Теперь уже хохотали, как припадочные, учителя.
И ежели бы она была пацаном, то кликуха бы к ней «Хромосол» наверняка прилипла бы. Но зато тут же ее, кажется дед Протас, первой назвал Веселухой.
Помнится и другой случай. Приехал к той же Светлане Логиновне в гости брат. Младший. Такой аквариумно-тепличный мальчик, с такими же, как у сестры, прыщишками. И, видно, глянулась Верка ему, потому как он пристал к ней с настырной городской липучестью. А когда тот, обретя смелость, этак разухабисто вопросил:
– А чего мы, собственно, «выкаемся»?
Верка ответила:
– «Ты» надо заслужить.
– Чем же? Вернее, как же?
– Тычным способом.
У того на лице прыщи с веснушками перемешались. А она, подкренделив под руку дурачка Федяку Малыша – здоровенного бугаину с мертвыми глазами, – пошла с ним прочь.
Многие грешили: уж не схлестнулась ли она с придурком на почве обоюдного примолования. Потому как он говорил:
– Я – птичка, какая поет: «Шишь-ширь – задул».
Тогда-то бабы, которым сроду все интересно, как-то выпытали у дурака все о степени их отношений.
– Чего ты с Веракой-то не гуляешь? – спросили Федяку.
– Да ну ее! – отмахнулся он. – Паленым у нее из-под мышек пахнет.
Танька Бутырина в школе была молчухой. Про таких обычно говорят: «Нашла – молчит, потеряла – молчит». И, как ходил слух, однажды она нашла «пирожок в лопухе», дербулызнул ее наломок Витяка Внук. Когда с Катькой ничего не получилось, он на Таньку переключился.
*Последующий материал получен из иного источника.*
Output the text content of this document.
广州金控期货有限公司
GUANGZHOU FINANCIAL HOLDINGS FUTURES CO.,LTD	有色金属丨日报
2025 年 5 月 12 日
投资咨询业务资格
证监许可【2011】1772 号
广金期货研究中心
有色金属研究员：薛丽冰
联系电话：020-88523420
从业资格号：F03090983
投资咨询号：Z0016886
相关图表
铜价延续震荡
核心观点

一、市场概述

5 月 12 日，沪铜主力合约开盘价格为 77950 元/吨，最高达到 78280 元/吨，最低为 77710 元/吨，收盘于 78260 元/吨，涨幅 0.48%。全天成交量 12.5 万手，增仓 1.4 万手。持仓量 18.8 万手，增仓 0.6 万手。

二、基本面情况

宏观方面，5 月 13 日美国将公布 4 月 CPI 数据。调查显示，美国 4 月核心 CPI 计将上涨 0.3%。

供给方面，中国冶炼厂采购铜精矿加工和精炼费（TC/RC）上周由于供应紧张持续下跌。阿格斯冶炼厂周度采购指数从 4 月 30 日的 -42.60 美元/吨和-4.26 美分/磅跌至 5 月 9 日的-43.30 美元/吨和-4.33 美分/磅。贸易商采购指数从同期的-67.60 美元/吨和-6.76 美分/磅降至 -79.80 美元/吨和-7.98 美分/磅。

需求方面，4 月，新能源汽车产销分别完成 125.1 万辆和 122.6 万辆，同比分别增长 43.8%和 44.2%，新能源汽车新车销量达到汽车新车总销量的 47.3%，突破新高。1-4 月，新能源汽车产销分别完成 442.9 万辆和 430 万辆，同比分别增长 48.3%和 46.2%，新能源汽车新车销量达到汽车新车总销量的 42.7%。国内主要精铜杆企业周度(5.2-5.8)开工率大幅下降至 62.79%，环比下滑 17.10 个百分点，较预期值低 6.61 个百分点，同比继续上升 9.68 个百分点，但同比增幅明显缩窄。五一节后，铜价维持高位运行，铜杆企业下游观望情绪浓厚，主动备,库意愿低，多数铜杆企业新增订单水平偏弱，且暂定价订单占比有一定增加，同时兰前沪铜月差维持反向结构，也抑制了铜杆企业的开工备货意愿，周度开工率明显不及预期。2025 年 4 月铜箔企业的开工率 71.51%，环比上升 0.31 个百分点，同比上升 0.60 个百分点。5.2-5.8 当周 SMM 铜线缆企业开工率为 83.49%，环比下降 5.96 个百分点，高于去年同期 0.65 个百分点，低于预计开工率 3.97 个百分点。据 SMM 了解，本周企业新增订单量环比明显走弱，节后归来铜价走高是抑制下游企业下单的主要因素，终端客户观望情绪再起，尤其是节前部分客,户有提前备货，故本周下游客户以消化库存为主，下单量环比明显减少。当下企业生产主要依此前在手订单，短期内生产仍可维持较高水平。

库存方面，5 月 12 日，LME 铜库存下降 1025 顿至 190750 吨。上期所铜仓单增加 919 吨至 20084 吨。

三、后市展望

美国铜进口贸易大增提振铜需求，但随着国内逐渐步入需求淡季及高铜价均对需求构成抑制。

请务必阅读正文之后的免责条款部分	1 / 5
Но это только треп, который, как говорит Протас, без «заклёп». Ну тут, как гутарится, за что куплено, за то и продано.
При сплетни коммерция известная.
Но, главное, после того расползшегося по хутору слуха и сошлись-схлестнулись Верка с Танькой. Подружками – не разлей вода – сделались.
В отличие от Верки Танька, как груша на пригляде, зрела долго, и хмелин не хватило, чтобы вовремя выкруглиться, где надо, потому пребывала она в пацанячьей поджарости и угластости. Помнится, и опять же молва этим побаловала, приезжей докторице, что только для баб лекцию в клубе учинила, вопрос она задала, что нужно есть-пить, чтобы сиськи в зрель пошли.